Writing a number as power of two Number of powers of two needed to be added to the given powers of two to write the (sum of given powers and added powers of two)number of the form $2^k-1$ where $k$ is any integer.
Okay, let me explain the question.
Suppose you are given: $2^0 , 2^1 , 2^2$
Here sum of the numbers $=1+2+4=7=2^3-1$. So, there is no need to add any powers of two :)
Suppose you are given: $2^2 , 2^4 , 2^5$
Here sum of the numbers $=4+16+32=52$ which cannot be written as $2^k-1$ for any $k$.
So, we are adding here $2^0,2^1,2^3$ to the above sum which makes it $63 = 2^6 -1$.
Answer here is $3$ because we are adding here three powers of two ($2^0,2^1,2^3$).

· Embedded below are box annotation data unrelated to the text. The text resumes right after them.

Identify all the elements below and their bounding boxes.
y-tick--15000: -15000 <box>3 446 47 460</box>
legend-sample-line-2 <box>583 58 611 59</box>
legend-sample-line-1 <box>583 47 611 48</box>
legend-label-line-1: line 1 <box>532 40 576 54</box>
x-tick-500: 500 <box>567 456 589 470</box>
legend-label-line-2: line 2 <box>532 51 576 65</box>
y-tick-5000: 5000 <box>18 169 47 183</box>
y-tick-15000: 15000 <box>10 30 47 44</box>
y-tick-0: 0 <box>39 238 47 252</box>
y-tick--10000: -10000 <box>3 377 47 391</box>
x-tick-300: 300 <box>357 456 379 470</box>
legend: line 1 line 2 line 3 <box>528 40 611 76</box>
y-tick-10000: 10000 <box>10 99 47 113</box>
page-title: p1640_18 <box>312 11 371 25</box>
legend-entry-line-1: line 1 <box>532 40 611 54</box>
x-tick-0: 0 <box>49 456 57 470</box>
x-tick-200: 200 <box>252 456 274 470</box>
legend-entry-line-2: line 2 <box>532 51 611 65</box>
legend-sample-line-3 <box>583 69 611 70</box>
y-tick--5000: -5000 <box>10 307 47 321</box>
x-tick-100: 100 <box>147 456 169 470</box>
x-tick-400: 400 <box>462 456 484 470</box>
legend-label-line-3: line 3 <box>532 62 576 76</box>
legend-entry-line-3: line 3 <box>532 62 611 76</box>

I know that any number can be represented as sum of powers of two. But,can somebody give me an insight how to derive solution for this problem? 
Thank you!
 A: Suppose that you’re given $2^{a_1},2^{a_2},\ldots,2^{a_n}$, where $a_1\le a_2\le\ldots\le a_n$. If $a_1=a_2$, erase $2^{a_1}$ and $2^{a_2}$ and write down $2^{a_1+1}$; then sort the powers of $2$ into non-decreasing order again. Repeat until the two smallest powers are different. Then do the same thing with the second-smallest power, and so on up the line.

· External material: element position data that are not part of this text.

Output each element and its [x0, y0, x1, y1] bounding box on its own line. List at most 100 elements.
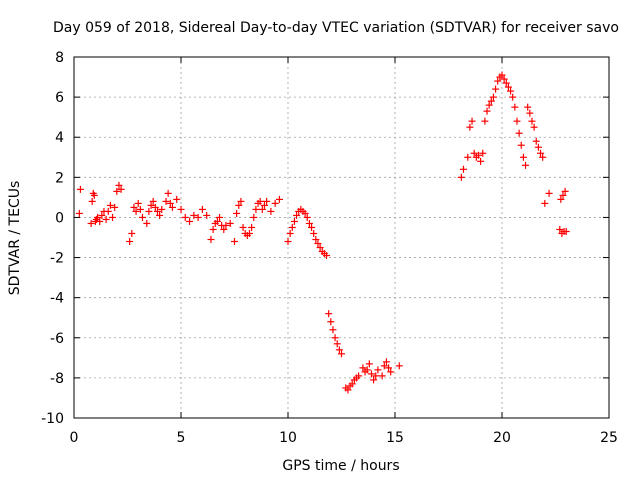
grid-lines [74, 57, 609, 418]
data-point [151, 203, 159, 211]
data-point [374, 366, 382, 374]
data-point [485, 101, 493, 109]
data-point [109, 213, 117, 221]
data-point [502, 79, 510, 87]
data-point [338, 350, 345, 358]
data-point [489, 93, 497, 101]
data-point [198, 205, 206, 213]
y-tick-label: -4 [50, 291, 64, 307]
data-point [365, 360, 373, 368]
data-point [88, 197, 96, 205]
data-point [457, 173, 465, 181]
data-point [216, 213, 224, 221]
data-point [325, 310, 333, 318]
data-point [162, 197, 170, 205]
data-point [111, 203, 119, 211]
data-point [87, 219, 95, 227]
data-point [470, 149, 478, 157]
y-tick-label: 4 [55, 130, 64, 146]
data-point [312, 236, 320, 244]
data-point [331, 334, 339, 342]
data-point [177, 205, 185, 213]
data-point [504, 83, 512, 91]
data-point [267, 207, 275, 215]
data-point [387, 368, 395, 376]
data-point [468, 117, 476, 125]
data-point [213, 217, 221, 225]
chart-title: Day 059 of 2018, Sidereal Day-to-day VTE… [53, 20, 619, 36]
data-point [156, 211, 164, 219]
data-point [145, 207, 153, 215]
data-point [308, 223, 316, 231]
data-point [222, 221, 230, 229]
data-point [522, 161, 530, 169]
data-point [186, 217, 194, 225]
data-point [153, 207, 161, 215]
data-point [519, 153, 527, 161]
data-point [310, 229, 318, 237]
data-point [385, 364, 393, 372]
x-tick-label: 0 [70, 430, 79, 446]
y-tick-label: -8 [50, 371, 64, 387]
x-tick-label: 25 [600, 430, 618, 446]
data-point [557, 195, 565, 203]
data-point [207, 236, 215, 244]
axis-ticks: 0 5 10 15 20 25 -10 -8 -6 -4 -2 0 2 4 6 8 [41, 50, 618, 446]
data-point [226, 219, 234, 227]
y-tick-label: -10 [41, 411, 64, 427]
data-point [541, 199, 549, 207]
data-point [181, 213, 189, 221]
data-point [545, 189, 553, 197]
data-point [498, 71, 506, 79]
data-point [194, 213, 202, 221]
data-point [507, 87, 515, 95]
x-axis-title: GPS time / hours [282, 458, 399, 474]
data-point [562, 227, 570, 235]
data-point [481, 117, 489, 125]
data-point [524, 103, 532, 111]
data-point [94, 213, 102, 221]
data-point [290, 217, 298, 225]
data-point [305, 219, 313, 227]
data-point [209, 225, 217, 233]
data-point [130, 203, 138, 211]
y-tick-label: 8 [55, 50, 64, 66]
y-tick-label: 2 [55, 170, 64, 186]
data-point [500, 75, 508, 83]
data-point [75, 209, 83, 217]
data-point [284, 238, 292, 246]
data-point [327, 318, 335, 326]
data-point [464, 153, 472, 161]
data-point [466, 123, 474, 131]
data-point [301, 209, 309, 217]
data-point [459, 165, 467, 173]
data-point [98, 211, 106, 219]
data-point [132, 207, 140, 215]
data-point [220, 225, 228, 233]
data-point [329, 326, 337, 334]
x-tick-label: 20 [493, 430, 511, 446]
data-point [134, 199, 142, 207]
data-point [561, 187, 569, 195]
data-point [333, 340, 341, 348]
data-point [136, 205, 144, 213]
data-point [335, 346, 343, 354]
data-point [556, 225, 564, 233]
data-point [147, 201, 155, 209]
data-point [511, 103, 519, 111]
data-point [378, 372, 386, 380]
data-point [363, 366, 371, 374]
data-point [492, 85, 500, 93]
data-point [245, 229, 253, 237]
data-point [477, 157, 485, 165]
data-point [483, 107, 491, 115]
plot-frame [73, 56, 610, 419]
y-tick-label: 6 [55, 90, 64, 106]
y-tick-label: -2 [50, 251, 64, 267]
data-point [235, 201, 243, 209]
x-tick-label: 5 [177, 430, 186, 446]
data-point [231, 238, 238, 246]
data-point [143, 219, 151, 227]
data-point [102, 215, 110, 223]
data-point [380, 362, 388, 370]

Example: You’re given $2^2,2^2,2^2,2^2,2^3,2^4,2^7$. The stages are shown below: $$\begin{align*}&\color{brown}{2^2,2^2},2^2,2^2,2^3,2^4,2^7\\&\color{brown}{2^3},2^2,2^2,2^3,2^4,2^7\\&2^2,2^2,2^3,2^3,2^4,2^7\\&\color{brown}{2^2,2^2},2^3,2^3,2^4,2^7\\&\color{brown}{2^3},2^3,2^3,2^4,2^7\\&2^3,2^3,2^3,2^4,2^7\\&\color{brown}{2^4},2^3,2^4,2^7\\&2^3,2^4,2^4,2^7\\&2^3,\color{brown}{2^4,2^4,}2^7\\&2^3,\color{brown}{2^5},2^7\\&2^4,2^5,2^7\end{align*}$$

When the process is complete, you’ll have at most one copy of each power of $2$. Now fill in all missing powers below the largest; in the example that means adding $2^0,2^1,2^2,2^3$, and $2^6$. If the highest power that you have after the consolidation step is $2^a$, the sum will be $2^{a+1}-1$.
A: Hint: what is $2^0 + 2^1 + \ldots + 2^{k-1}$?